Bien pronto para José llega el momento de la prueba, una prueba comprometida para su fe. Prometido de María, antes de ir a vivir con ella, descubre su misteriosa maternidad y se queda turbado. El evangelista Mateo subraya que, siendo justo, no quería repudiarla, y por tanto decidió despedirla en secreto (cfr Mt 1,19). Pero en sueños – como está representado en el segundo panel – el ángel le hizo comprender que lo que sucedía en María era obra del Espíritu Santo; y José, fiándose de Dios, consiente y coopera en el plano de la salvación. Ciertamente, la intervención divina en su vida no podía no turbar su corazón. Confiarse a Dios no significa ver todo claro según nuestros criterios, no significa realizar lo que hemos proyectado; confiarse a Dios quiere decir vaciarse de sí mismos, renunciar a sí mismos, porque sólo quien acepta perderse por Dios puede ser “justo” como san José, es decir, puede conformar su propia voluntad a la de Dios y así realizarse.
El Evangelio, como sabemos, no ha conservado ninguna palabra de José, el cual lleva a cabo su actividad en el silencio. Es el estilo que le caracteriza en toda la existencia, tanto antes de encontrarse frente al misterio de la acción de Dios en su esposa, sea cuando – consciente de este misterio – está junto a María en la Natividad – representada en la tercera imagen. En esa noche santa, en Belén, con María y el Niño, está José, al que el Padre Celestial confió el cuidado cotidiano de su Hijo sobre la tierra, un cuidado llevado a cabo en la humildad y en el silencio.
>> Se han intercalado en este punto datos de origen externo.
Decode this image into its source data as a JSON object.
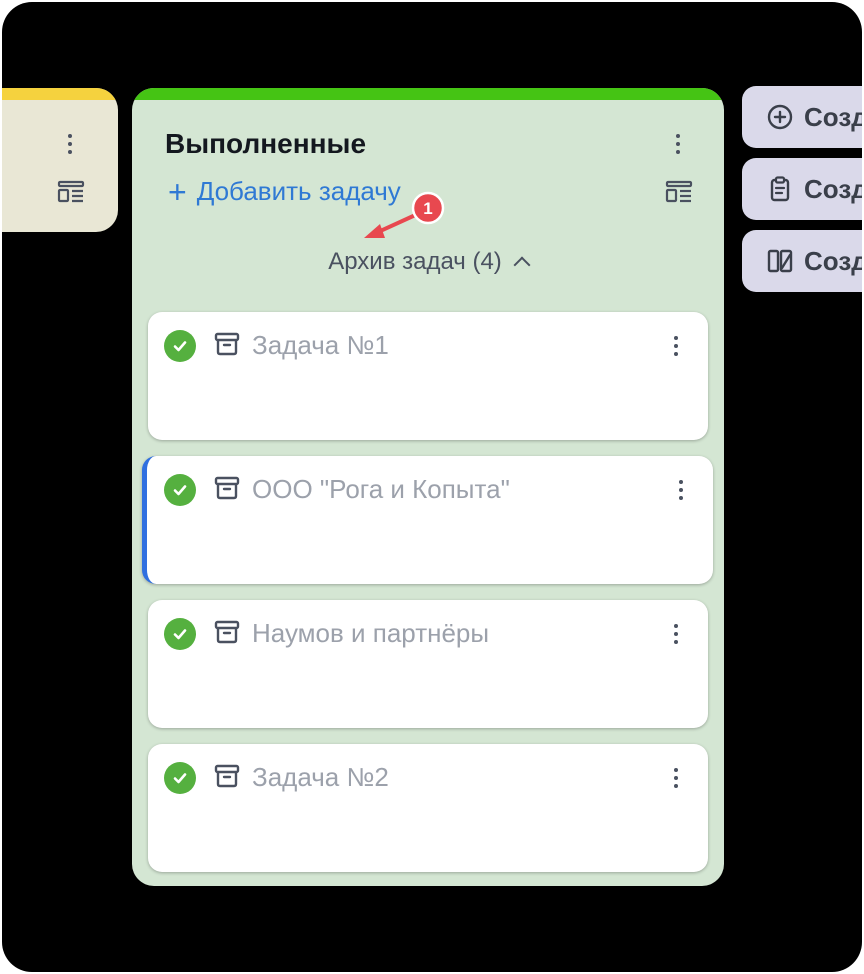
{
  "left_column": {
    "accent_color": "#f5d23e"
  },
  "column": {
    "title": "Выполненные",
    "accent_color": "#45c414",
    "add_task_label": "Добавить задачу",
    "archive_label": "Архив задач (4)",
    "cards": [
      {
        "title": "Задача №1",
        "active": false
      },
      {
        "title": "ООО \"Рога и Копыта\"",
        "active": true
      },
      {
        "title": "Наумов и партнёры",
        "active": false
      },
      {
        "title": "Задача №2",
        "active": false
      }
    ]
  },
  "annotation": {
    "badge": "1"
  },
  "right_buttons": [
    {
      "label": "Созд",
      "icon": "plus-circle-icon"
    },
    {
      "label": "Созд",
      "icon": "clipboard-icon"
    },
    {
      "label": "Созд",
      "icon": "columns-edit-icon"
    }
  ]
}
El cuarto panel reproduce la escena dramática de la Fuga a Egipto para escapar a la violencia homicida de Herodes. José es obligado a dejar su tierra con su familia, de prisa: es otro momento misterioso en su vida; otra prueba en la que se le pide plena fidelidad al designio de Dios.
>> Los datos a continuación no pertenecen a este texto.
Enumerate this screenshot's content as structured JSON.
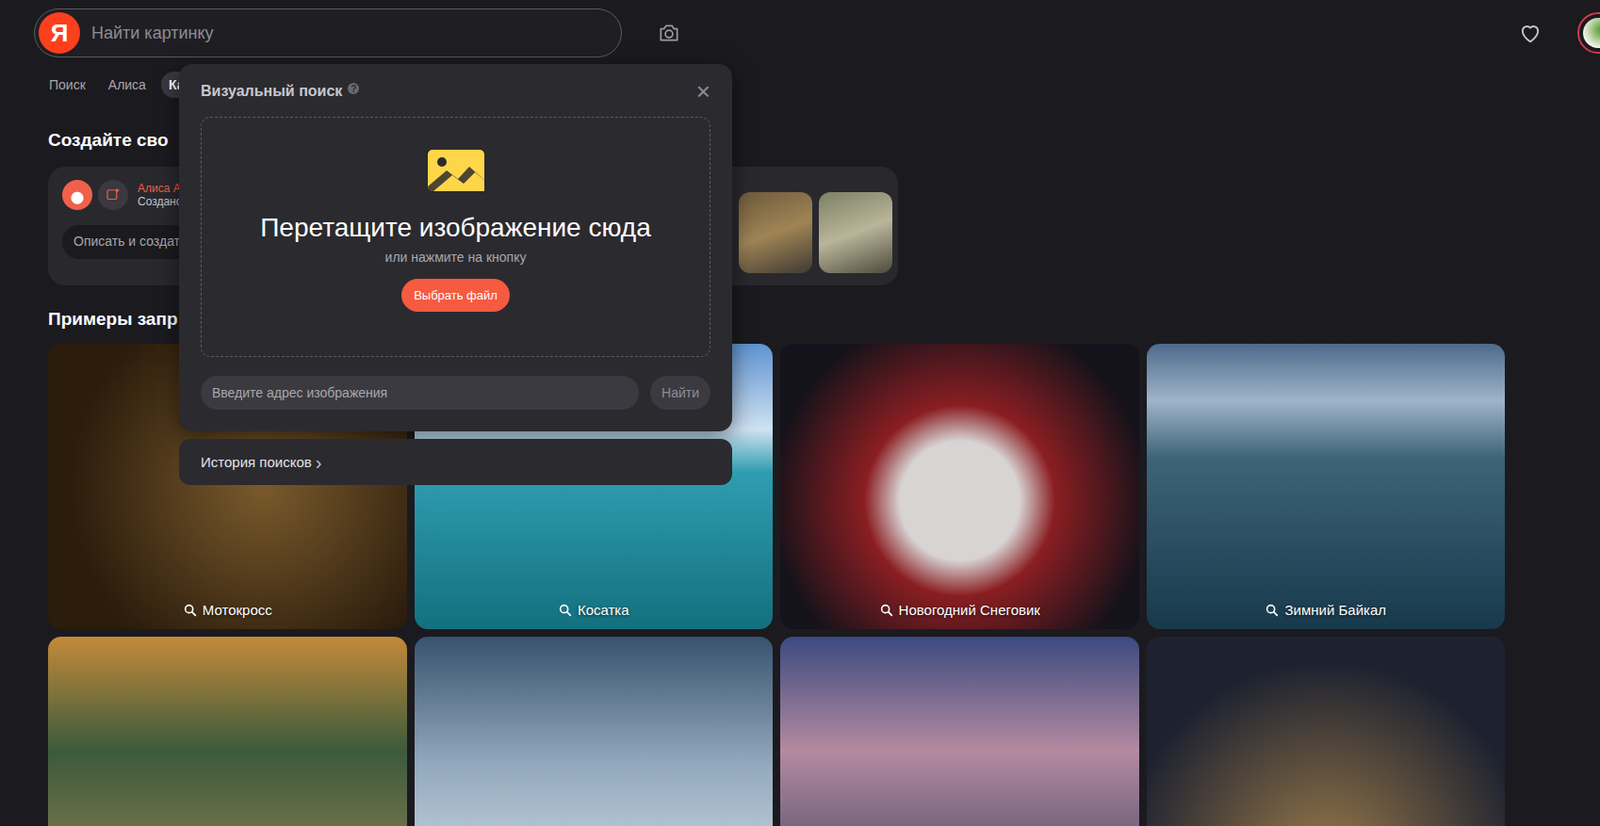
{
  "search": {
    "logo": "Я",
    "placeholder": "Найти картинку"
  },
  "nav": [
    {
      "label": "Поиск",
      "selected": false
    },
    {
      "label": "Алиса",
      "selected": false
    },
    {
      "label": "Ка",
      "selected": true
    }
  ],
  "create": {
    "title": "Создайте сво",
    "author": "Алиса А",
    "subtitle": "Создано",
    "input_placeholder": "Описать и создат"
  },
  "examples": {
    "title": "Примеры запр",
    "cards": [
      {
        "caption": "Мотокросс"
      },
      {
        "caption": "Косатка"
      },
      {
        "caption": "Новогодний Снеговик"
      },
      {
        "caption": "Зимний Байкал"
      },
      {},
      {},
      {},
      {}
    ]
  },
  "popup": {
    "title": "Визуальный поиск",
    "help": "?",
    "close": "×",
    "drop_title": "Перетащите изображение сюда",
    "drop_hint": "или нажмите на кнопку",
    "choose_button": "Выбрать файл",
    "url_placeholder": "Введите адрес изображения",
    "find_button": "Найти",
    "history": "История поисков",
    "history_arrow": "›"
  }
}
Después, en los Evangelios, José aparece sólo en otro episodio, cuando se dirige a Jerusalén y vive la angustia de perder al hijo Jesús. San Lucas describe la afanosa búsuqeda y la maravilla de encontrarlo en el Templo – como aparece en el quinto panel –, pero aún mayor es el estupor de escuchar las misteriosas palabras: "¿Por qué me buscábais? ¿No sabíais que yo debo ocuparme de las cosas de mi Padre?" (Lc 2,49). Esta doble pregunta del Hijo de Dios nos ayuda a entender el misterio de la paternidad de José. Recordando a sus propios padres la primacía de Aquel a quien llama "Padre mío", Jesús afirma el primado de la voluntad de Dios sobre toda otra voluntad, y revela a José la verdad profunda de su papel: también él está llamado a ser discípulo de Jesús, dedicando su existencia al servicio del Hijo de Dios y de la Virgen Madre, en obediencia al Padre Celestial.
El sexto panel representa el trabajo de José en su taller de Nazaret. Junto a él trabajó Jesús. El Hijo de Dios está escondido a los hombres y sólo María y José custodian su misterio y lo viven cada día: el Verbo encarnado crece como hombre a la sombra de sus padres, pero, al mismo tiempo, éstos permanecen, a su vez, escondidos en Cristo, en su misterio, viviendo su vocación.
Queridos hermanos y hermanas, esta bella fuente dedicada a san José constituye un recuerdo simbólico de los valores de la sencillez y de la humildad al llevar a cabo día a día la voluntad de Dios, valores que distinguieron la vida silenciosa, pero preciosa del Custodio del Redentor. A su intercesión confío las esperanzas de la Iglesia y del mundo. Que él, junto a la Virgen María, su esposa, guíe siempre mi camino y el vuestro, para que podamos ser instrumentos gozosos de paz y de salvación.